Chronic inflammation, tumor, irritation on any one
visceral tract, tends to unbalance the normal circulation in all other
visceral tracts - inducing constipation - hence to improve constipation,
remove the disease or disturbance in other visceral tracts.
Any defective segment of the tractus intestinalis
(gastrium, enteron, colon) should be repaired, and any defective function
(peristalsis, secretion, sensation and absorption) should be restored.
A subject of one hundred and fifty pounds requires
five pints of fluid daily to produce ample visceral circulation (to supply
the physiologic demands of the tractus urinarius, tractus cutis, tractus
respiratorius, tractus intestinalis).
Vegetables and graham bread (which should contain
the flour, shorts and bran) leave ample residue to stimulate the tractus
intestinalis, inviting a vigorous circulation.
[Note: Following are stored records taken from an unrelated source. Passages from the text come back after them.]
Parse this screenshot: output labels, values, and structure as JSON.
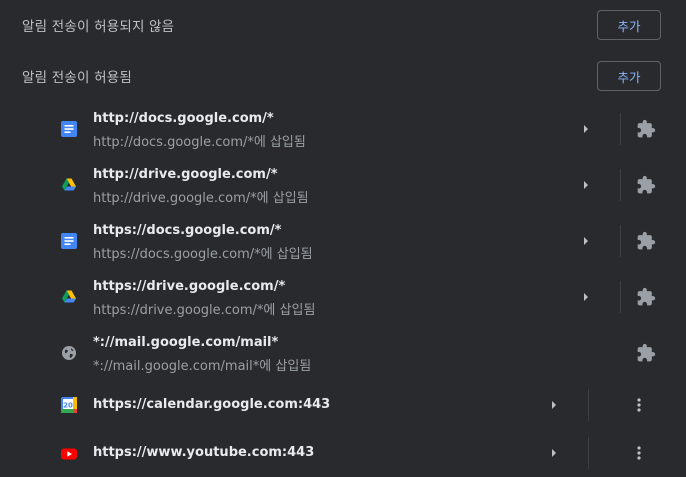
{
  "blocked": {
    "title": "알림 전송이 허용되지 않음",
    "add_label": "추가"
  },
  "allowed": {
    "title": "알림 전송이 허용됨",
    "add_label": "추가"
  },
  "sites": [
    {
      "title": "http://docs.google.com/*",
      "subtitle": "http://docs.google.com/*에 삽입됨",
      "icon": "google-docs-icon"
    },
    {
      "title": "http://drive.google.com/*",
      "subtitle": "http://drive.google.com/*에 삽입됨",
      "icon": "google-drive-icon"
    },
    {
      "title": "https://docs.google.com/*",
      "subtitle": "https://docs.google.com/*에 삽입됨",
      "icon": "google-docs-icon"
    },
    {
      "title": "https://drive.google.com/*",
      "subtitle": "https://drive.google.com/*에 삽입됨",
      "icon": "google-drive-icon"
    },
    {
      "title": "*://mail.google.com/mail*",
      "subtitle": "*://mail.google.com/mail*에 삽입됨",
      "icon": "globe-icon"
    },
    {
      "title": "https://calendar.google.com:443",
      "icon": "google-calendar-icon"
    },
    {
      "title": "https://www.youtube.com:443",
      "icon": "youtube-icon"
    }
  ],
  "calendar_icon_day": "20",
  "colors": {
    "background": "#292a2d",
    "accent": "#8ab4f8",
    "secondary_text": "#9aa0a6"
  }
}
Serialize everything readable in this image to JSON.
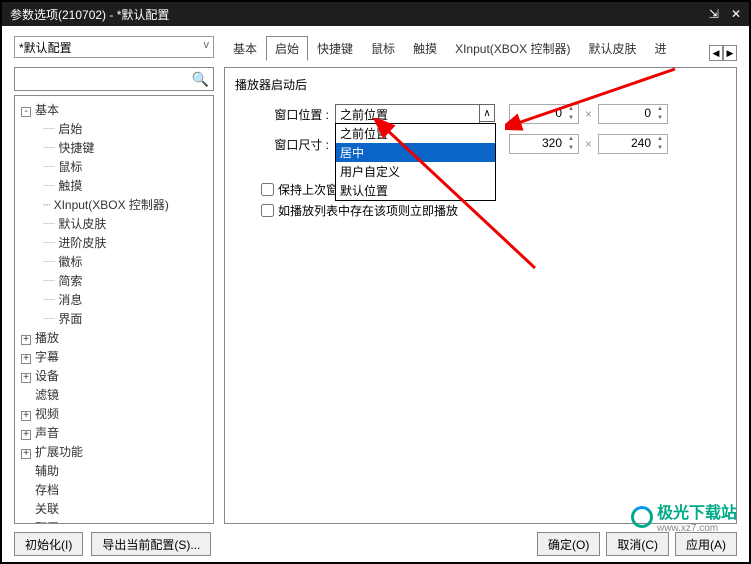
{
  "titlebar": {
    "title": "参数选项(210702) - *默认配置"
  },
  "configSelect": {
    "value": "*默认配置"
  },
  "tabs": {
    "items": [
      "基本",
      "启始",
      "快捷键",
      "鼠标",
      "触摸",
      "XInput(XBOX 控制器)",
      "默认皮肤",
      "进"
    ],
    "activeIndex": 1
  },
  "tree": {
    "root": {
      "label": "基本",
      "expanded": true
    },
    "children": [
      "启始",
      "快捷键",
      "鼠标",
      "触摸",
      "XInput(XBOX 控制器)",
      "默认皮肤",
      "进阶皮肤",
      "徽标",
      "简索",
      "消息",
      "界面"
    ],
    "collapsed": [
      "播放",
      "字幕",
      "设备",
      "滤镜",
      "视频",
      "声音",
      "扩展功能",
      "辅助",
      "存档",
      "关联",
      "配置"
    ]
  },
  "panel": {
    "groupTitle": "播放器启动后",
    "windowPosLabel": "窗口位置 :",
    "windowPosValue": "之前位置",
    "windowPosOptions": [
      "之前位置",
      "居中",
      "用户自定义",
      "默认位置"
    ],
    "windowPosSelectedIndex": 1,
    "windowSizeLabel": "窗口尺寸 :",
    "windowSizeValue": "",
    "posX": "0",
    "posY": "0",
    "sizeW": "320",
    "sizeH": "240",
    "check1": "保持上次窗口状态",
    "check2": "如播放列表中存在该项则立即播放"
  },
  "buttons": {
    "init": "初始化(I)",
    "export": "导出当前配置(S)...",
    "ok": "确定(O)",
    "cancel": "取消(C)",
    "apply": "应用(A)"
  },
  "watermark": {
    "text": "极光下载站",
    "url": "www.xz7.com"
  }
}
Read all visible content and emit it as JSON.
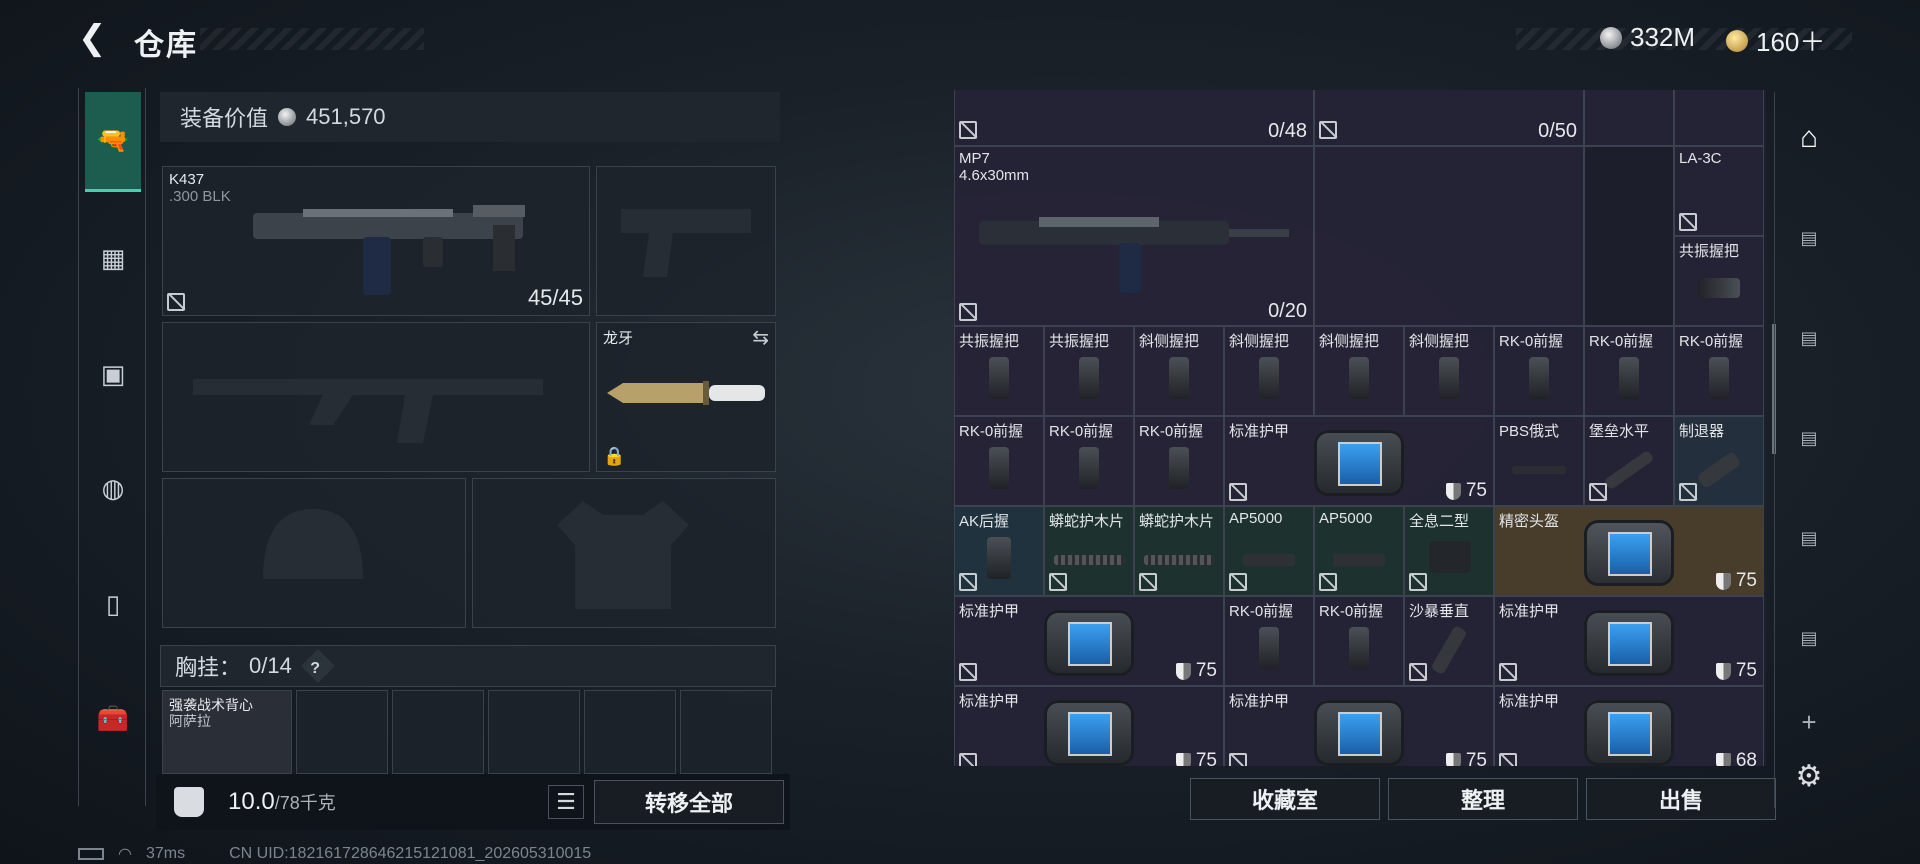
{
  "header": {
    "title": "仓库",
    "currency_silver": "332M",
    "currency_gold": "160＋"
  },
  "loadout": {
    "equipment_value_label": "装备价值",
    "equipment_value": "451,570",
    "primary": {
      "name": "K437",
      "ammo_type": ".300 BLK",
      "ammo": "45/45"
    },
    "melee": {
      "name": "龙牙"
    },
    "chest_label": "胸挂：",
    "chest_count": "0/14",
    "help_glyph": "?",
    "vest_item": "强袭战术背心",
    "vest_item_sub": "阿萨拉",
    "weight": "10.0",
    "weight_max": "/78千克",
    "transfer_all": "转移全部"
  },
  "storage": {
    "top_left_count": "0/48",
    "top_right_count": "0/50",
    "mp7": {
      "name": "MP7",
      "ammo": "4.6x30mm",
      "count": "0/20"
    },
    "la3c": "LA-3C",
    "resonance_grip_side": "共振握把",
    "row1": [
      "共振握把",
      "共振握把",
      "斜侧握把",
      "斜侧握把",
      "斜侧握把",
      "斜侧握把",
      "RK-0前握",
      "RK-0前握",
      "RK-0前握"
    ],
    "row2": [
      "RK-0前握",
      "RK-0前握",
      "RK-0前握"
    ],
    "armor_std": "标准护甲",
    "armor_val": "75",
    "armor_val_faded": "68",
    "pbs": "PBS俄式",
    "fort": "堡垒水平",
    "brake": "制退器",
    "row3": [
      "AK后握",
      "蟒蛇护木片",
      "蟒蛇护木片",
      "AP5000",
      "AP5000",
      "全息二型"
    ],
    "helmet": "精密头盔",
    "row4_rk": [
      "RK-0前握",
      "RK-0前握"
    ],
    "sand": "沙暴垂直"
  },
  "actions": {
    "collection": "收藏室",
    "sort": "整理",
    "sell": "出售"
  },
  "status": {
    "ping": "37ms",
    "uid": "CN UID:1821617286462151​21081_202605310015"
  },
  "colors": {
    "accent": "#3fd3b0",
    "nav_active": "#1c5d4f",
    "cell": "#26243a",
    "cell_gold": "#4a3f2a"
  }
}
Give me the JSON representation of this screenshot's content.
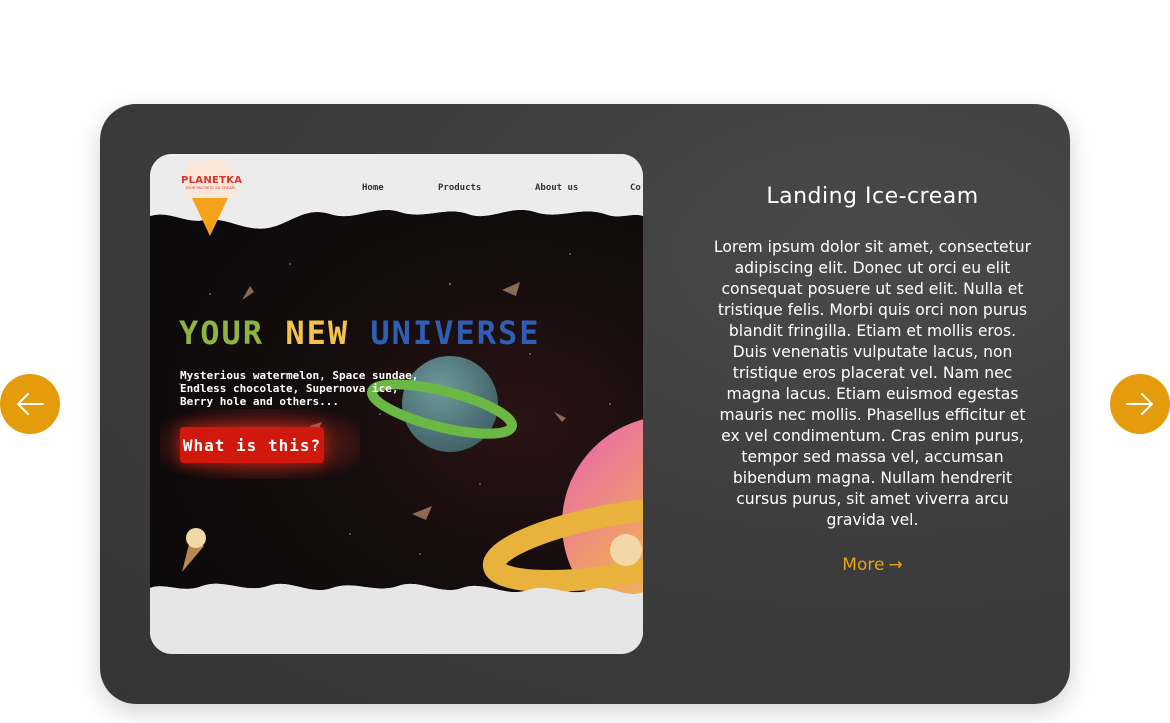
{
  "card": {
    "title": "Landing Ice-cream",
    "description": "Lorem ipsum dolor sit amet, consectetur adipiscing elit. Donec ut orci eu elit consequat posuere ut sed elit. Nulla et tristique felis. Morbi quis orci non purus blandit fringilla. Etiam et mollis eros. Duis venenatis vulputate lacus, non tristique eros placerat vel. Nam nec magna lacus. Etiam euismod egestas mauris nec mollis. Phasellus efficitur et ex vel condimentum. Cras enim purus, tempor sed massa vel, accumsan bibendum magna. Nullam hendrerit cursus purus, sit amet viverra arcu gravida vel.",
    "more_label": "More",
    "more_arrow": "→"
  },
  "preview": {
    "logo_text": "PLANETKA",
    "logo_tagline": "YOUR FAVORITE ICE CREAM",
    "nav": [
      "Home",
      "Products",
      "About us",
      "Co"
    ],
    "headline_words": [
      "YOUR",
      "NEW",
      "UNIVERSE"
    ],
    "sub_lines": [
      "Mysterious watermelon, Space sundae,",
      "Endless chocolate, Supernova ice,",
      "Berry hole and others..."
    ],
    "cta_label": "What is this?"
  },
  "navigation": {
    "prev_icon": "arrow-left-icon",
    "next_icon": "arrow-right-icon"
  },
  "colors": {
    "accent": "#e59c0c",
    "card_bg": "#3d3d3d",
    "cta": "#d0180c",
    "headline_green": "#8fb340",
    "headline_yellow": "#f2c14e",
    "headline_blue": "#2f5fb5"
  }
}
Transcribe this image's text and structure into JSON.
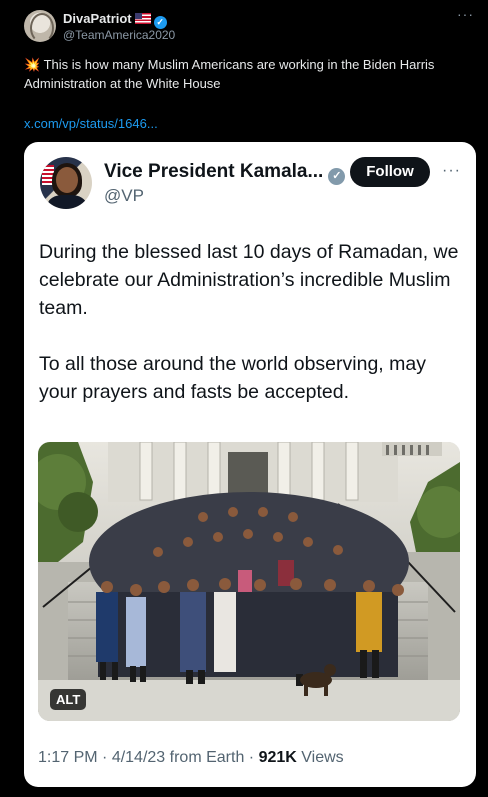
{
  "retweeter": {
    "name": "DivaPatriot",
    "handle": "@TeamAmerica2020",
    "flag_icon": "us-flag-icon",
    "verified_icon": "verified-badge-icon",
    "more_icon": "more-icon"
  },
  "tweet": {
    "emoji": "💥",
    "text": "This is how many Muslim Americans are working in the Biden Harris Administration at the White House",
    "link": "x.com/vp/status/1646..."
  },
  "quoted": {
    "name": "Vice President Kamala...",
    "handle": "@VP",
    "verified_icon": "gray-verified-badge-icon",
    "follow_label": "Follow",
    "paragraph1": "During the blessed last 10 days of Ramadan, we celebrate our Administration’s incredible Muslim team.",
    "paragraph2": "To all those around the world observing, may your prayers and fasts be accepted.",
    "photo_alt_label": "ALT",
    "time": "1:17 PM",
    "date": "4/14/23",
    "source": "from Earth",
    "views_count": "921K",
    "views_label": "Views"
  },
  "colors": {
    "background": "#000000",
    "card": "#ffffff",
    "link": "#1d9bf0",
    "follow_button": "#0f1419"
  }
}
Rectal injections and colonic irrigation should
not be employed frequently, as the rectum may lose its sensitiveness, becoming
so blunted in sensibility that it will forget to act when fecal matter
is present. Clysters of oil are excellent remedies to soften fecal
masses.
Persistent use of galvanic and faradic electricity
produces favorable effects on constipation, the electricity energizes the
abdominal walls and intestinal muscles. However, I can not report such
favorable results as those of C. V. Wild, in his excellent essay, "Die
Verheutung und Behandlung der Chronischen Verstopfung bei Frauen und Madchen."
Constipation, if pursued by both patient and physician, with
favorable will and energy, is practically a curable disease.